La décision de les envoyer dans un port français n'a cependant pas été prise par les organes brésiliens chargés de l'expulsion des étrangers, mais par l'Espagnol Andrés Rodríguez Barbeito, vice-consul républicain à Santos, qui, selon un rapport d'enquête de la police politique, aurait payé de sa propre poche la différence de prix des billets du port espagnol au port français.
Parmi ces Espagnols, tous expulsés du Brésil pour des raisons politiques, se trouvait Julia García y García, la seule femme du groupe. Jeune et bien adaptée au Brésil depuis son enfance, Julia a été considérée par le gouvernement de Vargas comme une personne indésirable et dangereuse pour le pays. Incarcérée pendant des mois, elle a été témoin d'innombrables scènes de torture et de mauvais traitements subis par ses camarades, accusés comme elle de porter atteinte à l'ordre et à la stabilité nationale.
Après avoir débarqué dans le port de Marseille, elle et les autres Espagnols ont pris le chemin de l'Espagne. Quelques mois plus tard, Julia a été témoin de la mort de plusieurs de ces compagnons de voyage lors d'un bombardement de la ville de Valence en décembre 1937. Vingt ans après - la durée des formalités bureaucratiques qui l'ont empêché de retourner au Brésil, suite à l'ordre d'expulsion -, elle est revenue à Santos.

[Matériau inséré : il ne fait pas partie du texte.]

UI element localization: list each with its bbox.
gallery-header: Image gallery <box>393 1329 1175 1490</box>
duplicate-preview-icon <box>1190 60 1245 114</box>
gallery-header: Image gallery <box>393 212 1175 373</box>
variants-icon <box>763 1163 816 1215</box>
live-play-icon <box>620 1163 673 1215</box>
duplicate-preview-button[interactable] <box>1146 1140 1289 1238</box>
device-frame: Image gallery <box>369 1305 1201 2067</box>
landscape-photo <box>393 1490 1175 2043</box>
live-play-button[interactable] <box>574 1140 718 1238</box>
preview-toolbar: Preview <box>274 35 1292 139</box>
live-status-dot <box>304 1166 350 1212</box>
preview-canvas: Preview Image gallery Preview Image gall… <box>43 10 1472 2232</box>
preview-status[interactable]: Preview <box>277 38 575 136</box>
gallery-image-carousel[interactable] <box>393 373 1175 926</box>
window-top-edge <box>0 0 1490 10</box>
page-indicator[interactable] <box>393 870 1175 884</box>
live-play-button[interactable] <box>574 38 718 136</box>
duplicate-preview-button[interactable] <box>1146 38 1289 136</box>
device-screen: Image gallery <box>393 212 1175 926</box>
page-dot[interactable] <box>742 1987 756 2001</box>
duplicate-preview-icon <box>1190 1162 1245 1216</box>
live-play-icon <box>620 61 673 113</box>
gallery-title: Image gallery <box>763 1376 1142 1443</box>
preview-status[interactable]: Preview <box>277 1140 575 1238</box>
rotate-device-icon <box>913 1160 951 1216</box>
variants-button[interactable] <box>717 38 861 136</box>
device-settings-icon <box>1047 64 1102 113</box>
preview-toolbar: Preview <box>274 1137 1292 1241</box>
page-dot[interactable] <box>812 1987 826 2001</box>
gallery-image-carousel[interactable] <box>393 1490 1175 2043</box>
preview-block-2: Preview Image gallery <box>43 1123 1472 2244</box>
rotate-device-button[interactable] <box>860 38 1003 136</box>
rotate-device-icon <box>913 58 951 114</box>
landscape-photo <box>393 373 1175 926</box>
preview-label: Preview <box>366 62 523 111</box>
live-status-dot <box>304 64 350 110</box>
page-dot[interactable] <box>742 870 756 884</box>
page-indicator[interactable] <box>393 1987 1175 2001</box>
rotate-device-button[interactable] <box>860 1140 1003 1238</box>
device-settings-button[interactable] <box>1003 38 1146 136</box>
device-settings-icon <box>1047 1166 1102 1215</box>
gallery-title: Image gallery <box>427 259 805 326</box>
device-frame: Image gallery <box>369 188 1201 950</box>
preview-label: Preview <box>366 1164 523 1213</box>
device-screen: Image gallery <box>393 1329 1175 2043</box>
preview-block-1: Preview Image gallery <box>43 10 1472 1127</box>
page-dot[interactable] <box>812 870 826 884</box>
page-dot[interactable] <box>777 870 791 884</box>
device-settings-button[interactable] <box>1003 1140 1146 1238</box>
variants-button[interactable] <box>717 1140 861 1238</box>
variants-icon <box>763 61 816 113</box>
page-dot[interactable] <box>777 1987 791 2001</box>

La procédure qui a conduit à son expulsion se fondait sur une lettre qui lui avait été adressée et censurée par les autorités policières. Dans cette lettre envoyée d'Espagne, son frère Victor, qui avait été expulsé du Brésil en 1934, donnait des nouvelles sur ses activités en tant que membre du Parti communiste espagnol dans les Asturies et demandait l'envoi d'exemplaires du journal A Classe Operária. Le « crime » commis par Julia, dans l'imaginaire policier, était d'être une possible intermédiaire entre les « conspirateurs » des deux pays.
Julia a déclaré lors d'une interview en 2001 que, contrairement à ce que disait la police, elle ne se consacrait pas à des questions politiques et avait encore moins l’intention d’être une intermédiaire au service de la cause communiste. L'histoire de Julia, probablement la seule personne à être revenue au Brésil de ce groupe qui a été contraint de quitter le Brésil en 1937, nous aide à comprendre un peu l'univers répressif auquel de nombreux Espagnols ont été soumis dans ce pays.